32 025 Aanvulling van de Wet op het financieel toezicht met regels met betrekking tot het verlenen van afwikkeldiensten en het toezicht daarop

Nr. 6 BRIEF HOUDENDE INTREKKING VAN HET WETSVOORSTEL

Aan de Voorzitter van de Tweede Kamer der Staten-Generaal

Den Haag, 10 februari 2014

Daartoe gemachtigd door de Koning, trek ik hierbij het op 5 augustus 2009 ingediende voorstel van wet met betrekking tot afwikkeldiensten in.1

Ter toelichting diene het volgende. Op 29 september 2009 is bij de Tweede Kamer het wetsvoorstel afwikkeldiensten ingediend, met betrekking tot de afwikkeling van zowel girale betalingstransacties als derivatentransacties. Spoedig daarna, op 16 oktober 2009, werd bekend dat door de Europese Commissie voorstellen zouden worden gedaan voor een regeling betreffende de afwikkeling van derivatentransacties.
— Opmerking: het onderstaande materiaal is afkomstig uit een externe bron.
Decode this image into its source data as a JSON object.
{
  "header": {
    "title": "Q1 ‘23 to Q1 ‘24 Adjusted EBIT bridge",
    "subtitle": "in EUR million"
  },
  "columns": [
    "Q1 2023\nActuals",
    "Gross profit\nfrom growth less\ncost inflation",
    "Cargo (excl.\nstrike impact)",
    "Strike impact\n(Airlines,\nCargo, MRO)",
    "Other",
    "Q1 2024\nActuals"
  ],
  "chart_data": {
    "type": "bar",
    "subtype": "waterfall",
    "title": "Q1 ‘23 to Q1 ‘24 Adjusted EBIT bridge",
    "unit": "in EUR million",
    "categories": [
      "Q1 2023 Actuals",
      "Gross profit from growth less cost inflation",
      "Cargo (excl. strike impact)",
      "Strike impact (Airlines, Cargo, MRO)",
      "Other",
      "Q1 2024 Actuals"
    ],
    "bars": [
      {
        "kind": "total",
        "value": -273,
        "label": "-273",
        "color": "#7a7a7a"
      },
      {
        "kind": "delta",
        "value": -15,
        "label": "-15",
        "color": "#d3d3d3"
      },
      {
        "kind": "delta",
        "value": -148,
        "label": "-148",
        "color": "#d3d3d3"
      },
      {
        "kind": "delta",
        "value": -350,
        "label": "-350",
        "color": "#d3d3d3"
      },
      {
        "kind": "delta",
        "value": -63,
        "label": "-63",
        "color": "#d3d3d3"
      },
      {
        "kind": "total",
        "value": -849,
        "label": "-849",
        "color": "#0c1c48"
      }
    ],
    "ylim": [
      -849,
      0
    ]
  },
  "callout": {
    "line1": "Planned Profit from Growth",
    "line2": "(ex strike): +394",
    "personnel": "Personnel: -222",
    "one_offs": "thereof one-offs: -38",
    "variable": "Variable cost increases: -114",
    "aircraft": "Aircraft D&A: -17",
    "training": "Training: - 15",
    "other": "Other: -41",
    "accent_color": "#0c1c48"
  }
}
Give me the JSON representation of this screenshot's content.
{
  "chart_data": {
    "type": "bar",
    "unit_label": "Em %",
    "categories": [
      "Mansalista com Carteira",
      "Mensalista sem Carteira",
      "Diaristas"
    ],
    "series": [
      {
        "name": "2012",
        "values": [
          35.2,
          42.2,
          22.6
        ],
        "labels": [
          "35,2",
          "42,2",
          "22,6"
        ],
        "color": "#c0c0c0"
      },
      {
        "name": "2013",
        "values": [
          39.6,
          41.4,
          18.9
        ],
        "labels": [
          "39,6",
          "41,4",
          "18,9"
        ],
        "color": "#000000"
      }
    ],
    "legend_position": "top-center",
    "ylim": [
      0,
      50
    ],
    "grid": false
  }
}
Daarop is de behandeling van het wetsvoorstel geschorst.

De voorstellen van de Commissie hebben uiteindelijk geleid tot de zogeheten European Market Infrastructure Regulation («EMIR»).2 Deze verordening heeft betrekking op derivatentransacties.

EMIR regelde niet het andere gedeelte van het voorstel van wet, met betrekking tot de afwikkeling van girale betalingstransacties. De regeling van dat onderwerp is opgenomen in de Wijzigingswet financiële markten 2014, die op 1 januari 2014 in werking is getreden.3

Als gevolg van EMIR en de Wijzigingswet financiële markten 2014 is de verdere behandeling van het wetsvoorstel afwikkeldiensten niet langer opportuun.

De Minister van Financiën, J.R.V.A. Dijsselbloem


X Noot
1

Voorstel van wet tot aanvulling van de Wet op het financieel toezicht met regels met betrekking tot het verlenen van afwikkeldiensten en het toezicht daarop (Kamerstukken II 2008/09, 32 025, nr. 2)

X Noot
2

Verordening (EU) nr. 648/2012 van het Europees Parlement en de Raad van 4 juli 2012 betreffende otc-derivaten, centrale tegenpartijen en transactieregisters (PbEU 2012, L 201).

X Noot
3

Wet van 25 november 2013 (Stb. 2013, nr. 487).